Once, I had a great boss. great guy, smart, funny, easygoing, and very handsome, impeccably dressed, hair-gelling, hybrid-driving, latte-drinking, Stanford PhD’ing, boss… He has this constant preoccupation with recruiting “superstars”. At the time, I didn’t really have any appreciation for this concept of what a superstar is and what  he does and why my boss really really wants to recruit them. (I mean, weren’t I super enough for you? ;~(….

So now come a time when I consider organizing my own thing. and suddenly it hits me. There was a second type of recruiting that he did, which was that he had a lot of cheap engineers (one of which I was, apparently… not as cheap as most, but still, not superstar pay-grade at the time).

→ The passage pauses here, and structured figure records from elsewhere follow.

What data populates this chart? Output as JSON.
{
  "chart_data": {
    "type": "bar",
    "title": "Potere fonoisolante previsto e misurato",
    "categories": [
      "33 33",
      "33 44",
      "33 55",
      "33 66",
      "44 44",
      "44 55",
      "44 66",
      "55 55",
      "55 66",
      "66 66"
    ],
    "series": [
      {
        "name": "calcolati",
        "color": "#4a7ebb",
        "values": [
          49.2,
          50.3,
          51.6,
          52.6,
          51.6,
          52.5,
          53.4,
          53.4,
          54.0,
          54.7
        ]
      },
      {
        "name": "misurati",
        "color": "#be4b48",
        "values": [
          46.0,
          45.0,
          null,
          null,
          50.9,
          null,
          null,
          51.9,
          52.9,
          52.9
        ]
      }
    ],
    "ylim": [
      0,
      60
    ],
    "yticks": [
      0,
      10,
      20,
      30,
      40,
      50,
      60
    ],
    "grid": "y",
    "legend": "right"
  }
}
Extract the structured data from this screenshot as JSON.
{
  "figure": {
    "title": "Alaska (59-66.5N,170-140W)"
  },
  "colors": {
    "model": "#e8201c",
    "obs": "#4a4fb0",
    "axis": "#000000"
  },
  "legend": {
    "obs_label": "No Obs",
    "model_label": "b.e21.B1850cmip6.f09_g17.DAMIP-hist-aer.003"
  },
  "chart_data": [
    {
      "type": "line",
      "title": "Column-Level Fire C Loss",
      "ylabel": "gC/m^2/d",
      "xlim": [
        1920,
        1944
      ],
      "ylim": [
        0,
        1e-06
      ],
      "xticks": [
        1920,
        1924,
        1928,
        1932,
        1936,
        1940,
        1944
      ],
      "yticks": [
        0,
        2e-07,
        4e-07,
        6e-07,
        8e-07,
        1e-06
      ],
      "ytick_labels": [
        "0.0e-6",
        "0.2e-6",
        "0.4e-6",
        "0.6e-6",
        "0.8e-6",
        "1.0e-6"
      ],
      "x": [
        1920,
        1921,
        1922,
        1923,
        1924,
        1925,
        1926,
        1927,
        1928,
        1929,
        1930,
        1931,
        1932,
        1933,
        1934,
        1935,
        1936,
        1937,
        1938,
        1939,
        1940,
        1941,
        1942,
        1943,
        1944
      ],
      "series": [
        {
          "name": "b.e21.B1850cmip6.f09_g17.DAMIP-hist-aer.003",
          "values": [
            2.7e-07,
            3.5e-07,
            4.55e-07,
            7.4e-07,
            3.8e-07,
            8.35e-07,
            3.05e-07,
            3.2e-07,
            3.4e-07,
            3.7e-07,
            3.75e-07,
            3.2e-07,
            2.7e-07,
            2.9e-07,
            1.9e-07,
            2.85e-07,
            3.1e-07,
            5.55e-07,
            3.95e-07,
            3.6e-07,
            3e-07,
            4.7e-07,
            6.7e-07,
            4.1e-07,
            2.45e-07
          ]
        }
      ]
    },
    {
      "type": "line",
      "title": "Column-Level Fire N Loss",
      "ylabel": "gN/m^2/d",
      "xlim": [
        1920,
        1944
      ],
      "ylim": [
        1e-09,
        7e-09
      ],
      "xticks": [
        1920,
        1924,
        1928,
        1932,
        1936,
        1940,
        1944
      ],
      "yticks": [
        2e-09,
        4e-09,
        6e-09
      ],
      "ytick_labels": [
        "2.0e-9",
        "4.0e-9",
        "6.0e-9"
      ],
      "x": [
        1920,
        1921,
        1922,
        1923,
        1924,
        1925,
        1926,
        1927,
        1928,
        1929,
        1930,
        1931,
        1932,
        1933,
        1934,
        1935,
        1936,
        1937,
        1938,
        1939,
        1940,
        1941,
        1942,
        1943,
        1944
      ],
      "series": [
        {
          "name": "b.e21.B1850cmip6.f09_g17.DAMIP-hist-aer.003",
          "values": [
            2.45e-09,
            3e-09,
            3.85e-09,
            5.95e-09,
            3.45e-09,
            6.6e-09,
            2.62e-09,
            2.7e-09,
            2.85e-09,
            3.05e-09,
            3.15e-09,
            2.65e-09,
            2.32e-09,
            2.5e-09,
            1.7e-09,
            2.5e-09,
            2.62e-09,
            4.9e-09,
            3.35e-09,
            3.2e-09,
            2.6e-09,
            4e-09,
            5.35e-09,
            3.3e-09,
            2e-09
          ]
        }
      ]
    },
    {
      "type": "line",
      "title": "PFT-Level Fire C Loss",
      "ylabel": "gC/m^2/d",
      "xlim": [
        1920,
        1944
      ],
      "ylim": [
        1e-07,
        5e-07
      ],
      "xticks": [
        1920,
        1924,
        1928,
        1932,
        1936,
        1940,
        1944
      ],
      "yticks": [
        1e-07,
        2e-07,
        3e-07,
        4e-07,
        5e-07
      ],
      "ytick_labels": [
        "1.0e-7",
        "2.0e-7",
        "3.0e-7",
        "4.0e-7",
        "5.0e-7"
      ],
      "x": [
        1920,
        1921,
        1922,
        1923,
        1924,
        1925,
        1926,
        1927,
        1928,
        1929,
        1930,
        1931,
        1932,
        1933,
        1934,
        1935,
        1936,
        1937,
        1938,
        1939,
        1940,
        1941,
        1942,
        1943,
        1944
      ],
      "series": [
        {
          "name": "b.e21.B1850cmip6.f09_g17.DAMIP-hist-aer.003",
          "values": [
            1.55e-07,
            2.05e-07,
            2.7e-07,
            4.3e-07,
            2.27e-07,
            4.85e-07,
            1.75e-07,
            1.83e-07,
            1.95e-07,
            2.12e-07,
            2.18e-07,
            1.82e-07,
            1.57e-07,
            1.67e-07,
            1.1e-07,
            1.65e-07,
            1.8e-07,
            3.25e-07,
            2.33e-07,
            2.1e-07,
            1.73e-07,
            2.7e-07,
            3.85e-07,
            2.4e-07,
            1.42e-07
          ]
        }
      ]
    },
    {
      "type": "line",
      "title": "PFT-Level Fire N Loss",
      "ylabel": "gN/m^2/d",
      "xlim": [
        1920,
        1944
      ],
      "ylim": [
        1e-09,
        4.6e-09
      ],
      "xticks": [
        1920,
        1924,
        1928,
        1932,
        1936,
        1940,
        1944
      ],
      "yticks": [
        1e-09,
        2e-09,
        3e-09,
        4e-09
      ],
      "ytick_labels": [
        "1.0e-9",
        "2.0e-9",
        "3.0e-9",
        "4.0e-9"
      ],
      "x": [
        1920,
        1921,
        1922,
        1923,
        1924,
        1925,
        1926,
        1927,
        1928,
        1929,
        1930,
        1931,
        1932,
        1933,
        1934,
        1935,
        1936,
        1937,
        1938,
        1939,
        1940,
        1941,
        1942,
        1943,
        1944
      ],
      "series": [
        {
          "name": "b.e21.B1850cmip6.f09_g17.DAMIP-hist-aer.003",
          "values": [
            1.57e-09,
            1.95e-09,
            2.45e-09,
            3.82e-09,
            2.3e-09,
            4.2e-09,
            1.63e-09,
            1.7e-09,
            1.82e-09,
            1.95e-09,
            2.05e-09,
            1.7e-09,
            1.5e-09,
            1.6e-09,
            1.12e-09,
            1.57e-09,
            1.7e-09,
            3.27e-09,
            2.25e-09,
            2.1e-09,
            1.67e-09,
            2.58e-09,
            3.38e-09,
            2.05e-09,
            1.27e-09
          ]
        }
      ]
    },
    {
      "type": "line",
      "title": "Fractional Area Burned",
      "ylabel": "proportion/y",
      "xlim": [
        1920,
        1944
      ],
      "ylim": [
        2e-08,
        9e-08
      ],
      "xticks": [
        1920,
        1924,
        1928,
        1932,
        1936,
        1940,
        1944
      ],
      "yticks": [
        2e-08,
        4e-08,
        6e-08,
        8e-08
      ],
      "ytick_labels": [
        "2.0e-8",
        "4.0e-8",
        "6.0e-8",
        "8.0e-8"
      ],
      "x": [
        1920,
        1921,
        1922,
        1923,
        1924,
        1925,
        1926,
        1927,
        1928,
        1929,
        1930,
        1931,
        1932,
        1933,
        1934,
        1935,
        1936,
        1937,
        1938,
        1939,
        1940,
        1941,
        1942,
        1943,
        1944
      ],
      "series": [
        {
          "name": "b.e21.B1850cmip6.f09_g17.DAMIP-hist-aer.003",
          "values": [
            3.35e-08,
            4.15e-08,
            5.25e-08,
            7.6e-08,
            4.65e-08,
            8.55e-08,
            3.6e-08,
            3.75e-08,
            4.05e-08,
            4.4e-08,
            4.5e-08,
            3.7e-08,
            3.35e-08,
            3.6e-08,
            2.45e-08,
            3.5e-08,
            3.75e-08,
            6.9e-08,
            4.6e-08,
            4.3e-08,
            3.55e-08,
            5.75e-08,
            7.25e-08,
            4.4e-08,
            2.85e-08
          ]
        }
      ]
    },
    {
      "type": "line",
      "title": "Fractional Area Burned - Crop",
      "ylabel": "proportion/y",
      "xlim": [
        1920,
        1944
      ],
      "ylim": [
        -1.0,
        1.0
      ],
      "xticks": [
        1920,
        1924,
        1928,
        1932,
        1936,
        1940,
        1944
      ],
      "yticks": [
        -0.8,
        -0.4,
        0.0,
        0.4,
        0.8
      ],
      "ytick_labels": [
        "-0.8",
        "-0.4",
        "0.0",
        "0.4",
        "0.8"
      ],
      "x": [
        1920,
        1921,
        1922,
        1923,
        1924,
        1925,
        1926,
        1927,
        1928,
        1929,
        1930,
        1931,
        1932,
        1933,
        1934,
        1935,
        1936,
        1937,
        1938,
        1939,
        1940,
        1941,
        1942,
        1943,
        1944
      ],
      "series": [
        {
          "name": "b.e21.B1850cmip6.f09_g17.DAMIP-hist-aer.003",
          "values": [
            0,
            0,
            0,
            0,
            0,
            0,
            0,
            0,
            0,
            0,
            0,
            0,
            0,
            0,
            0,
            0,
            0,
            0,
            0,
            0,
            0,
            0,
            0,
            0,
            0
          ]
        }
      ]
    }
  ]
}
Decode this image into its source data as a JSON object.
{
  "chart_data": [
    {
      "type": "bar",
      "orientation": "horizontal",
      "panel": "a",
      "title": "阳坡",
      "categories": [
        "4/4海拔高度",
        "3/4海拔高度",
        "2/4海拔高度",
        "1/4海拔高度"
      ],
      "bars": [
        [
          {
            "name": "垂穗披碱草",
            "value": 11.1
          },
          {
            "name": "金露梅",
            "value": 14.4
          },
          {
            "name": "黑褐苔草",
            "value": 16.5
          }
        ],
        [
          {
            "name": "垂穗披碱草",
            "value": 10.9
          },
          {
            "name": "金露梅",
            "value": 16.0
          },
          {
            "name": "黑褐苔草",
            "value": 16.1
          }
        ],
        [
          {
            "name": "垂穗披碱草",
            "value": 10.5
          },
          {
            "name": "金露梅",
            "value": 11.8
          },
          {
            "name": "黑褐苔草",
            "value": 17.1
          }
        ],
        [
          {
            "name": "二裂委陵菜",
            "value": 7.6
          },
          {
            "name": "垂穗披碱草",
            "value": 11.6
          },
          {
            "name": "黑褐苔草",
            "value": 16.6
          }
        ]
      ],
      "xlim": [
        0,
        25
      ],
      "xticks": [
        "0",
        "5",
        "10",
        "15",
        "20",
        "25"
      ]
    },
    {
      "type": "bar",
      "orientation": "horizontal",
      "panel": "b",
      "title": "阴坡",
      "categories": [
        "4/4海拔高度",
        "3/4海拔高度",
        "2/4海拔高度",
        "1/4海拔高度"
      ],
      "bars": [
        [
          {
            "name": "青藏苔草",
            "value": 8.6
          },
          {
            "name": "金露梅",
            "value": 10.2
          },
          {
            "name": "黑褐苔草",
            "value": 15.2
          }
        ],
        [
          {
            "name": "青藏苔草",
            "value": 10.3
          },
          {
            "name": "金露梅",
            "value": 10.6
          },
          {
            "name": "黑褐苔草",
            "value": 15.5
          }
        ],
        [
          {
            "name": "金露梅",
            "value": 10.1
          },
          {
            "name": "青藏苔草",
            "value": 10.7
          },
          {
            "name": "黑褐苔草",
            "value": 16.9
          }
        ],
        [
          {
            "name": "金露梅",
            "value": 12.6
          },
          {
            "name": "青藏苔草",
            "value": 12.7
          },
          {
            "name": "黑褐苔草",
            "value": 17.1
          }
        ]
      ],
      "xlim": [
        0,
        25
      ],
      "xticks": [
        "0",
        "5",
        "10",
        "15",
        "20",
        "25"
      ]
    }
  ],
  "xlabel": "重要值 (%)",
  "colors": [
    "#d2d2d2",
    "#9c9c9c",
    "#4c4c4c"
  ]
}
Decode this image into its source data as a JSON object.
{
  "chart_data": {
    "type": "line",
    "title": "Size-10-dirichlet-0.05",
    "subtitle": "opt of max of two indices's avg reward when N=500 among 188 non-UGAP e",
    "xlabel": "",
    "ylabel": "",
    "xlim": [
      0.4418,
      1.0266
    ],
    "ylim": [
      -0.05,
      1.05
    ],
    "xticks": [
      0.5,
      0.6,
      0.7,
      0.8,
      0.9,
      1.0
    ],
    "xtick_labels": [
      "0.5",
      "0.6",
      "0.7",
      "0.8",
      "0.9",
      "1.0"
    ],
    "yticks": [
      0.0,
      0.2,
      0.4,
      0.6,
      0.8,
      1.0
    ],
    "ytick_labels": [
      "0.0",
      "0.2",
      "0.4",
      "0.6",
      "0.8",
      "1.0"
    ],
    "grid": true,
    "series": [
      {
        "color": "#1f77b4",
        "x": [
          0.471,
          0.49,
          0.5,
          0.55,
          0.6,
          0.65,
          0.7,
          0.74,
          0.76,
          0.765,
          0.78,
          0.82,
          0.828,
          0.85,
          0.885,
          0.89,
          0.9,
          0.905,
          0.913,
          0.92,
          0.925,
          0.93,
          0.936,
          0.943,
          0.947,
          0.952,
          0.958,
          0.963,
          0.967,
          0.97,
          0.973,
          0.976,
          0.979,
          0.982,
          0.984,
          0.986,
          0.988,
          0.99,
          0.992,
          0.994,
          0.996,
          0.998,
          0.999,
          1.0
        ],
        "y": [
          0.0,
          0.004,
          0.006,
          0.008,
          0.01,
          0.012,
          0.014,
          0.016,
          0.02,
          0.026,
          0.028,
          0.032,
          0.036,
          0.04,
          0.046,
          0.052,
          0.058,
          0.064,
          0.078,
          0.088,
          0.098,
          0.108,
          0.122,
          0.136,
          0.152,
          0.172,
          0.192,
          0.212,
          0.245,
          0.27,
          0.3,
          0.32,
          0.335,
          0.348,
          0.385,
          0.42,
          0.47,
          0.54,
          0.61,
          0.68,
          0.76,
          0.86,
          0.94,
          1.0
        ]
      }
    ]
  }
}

There were quite a lot of cheap labors in our group under my boss’s organization. And constantly he seeks superstars.

When it come time for me to make these considerations, suddenly I feel that I have bifurcated desire. One the one hand. I really want to have a coupla people who doesn’t need a lot of pampering (and salary/options, but let that be said parenthetically). You know, the guys who are experienced enough to just hunker down and type out code, and doesn’t demand being praised/bonused/paraded in front of the team for all the accomplishments.

But on the other hand, I find myself unthinkingly wanting. I want a person who takes larger than deserved pride in even one line of code written. I want a guy who types

printf(“hello world!”);

and stands up and raises his fist and says to the team: “Hello!” as if he has lifted the world and spun it around the sun.

I am uncertain where this desire stems. Perhaps due to my own vanity. Certainly there are times when I write a recursion and feel like I am one of a thousand people in the world who can do that. And be that as it possibly may(perhaps around 50k? Interview question after solving a problem: estimate the number of people who in similar situation can write that code), the swell of pride and happiness and relief and forgetting all else, so overwhelming, so high, better than drugs, and cheaper too… 

I want a person like that. Because we would agree on the same thing and s/he would shine and design things according to principles, efficiency, robustness, maintainability, marketability, big-O’s, k-factors, r-naughts, and whatnots. And it would be a superstar who can make things happen when I need it and the way I need it, and most important to me: Make the world spin for us.

Thus, this leaves us with two types of recruitment, forsaking many acceptable social standards and enforcible laws: Cheap labor and Super stars!

  • I need Cheap Labor, and
  • I need Superstars!

And who amongst you think you don’t, must be running a fool’s errand.

Anyway, the core issue here is actually not the existence of this bifurcation but what is fair compensation. All men are created equal, and for the most part, on the average, they work as hard as one another. And I expect each to even if they are cheap or super.

And the question remaining frozen in the airspace in my living room: should they be compensated differently??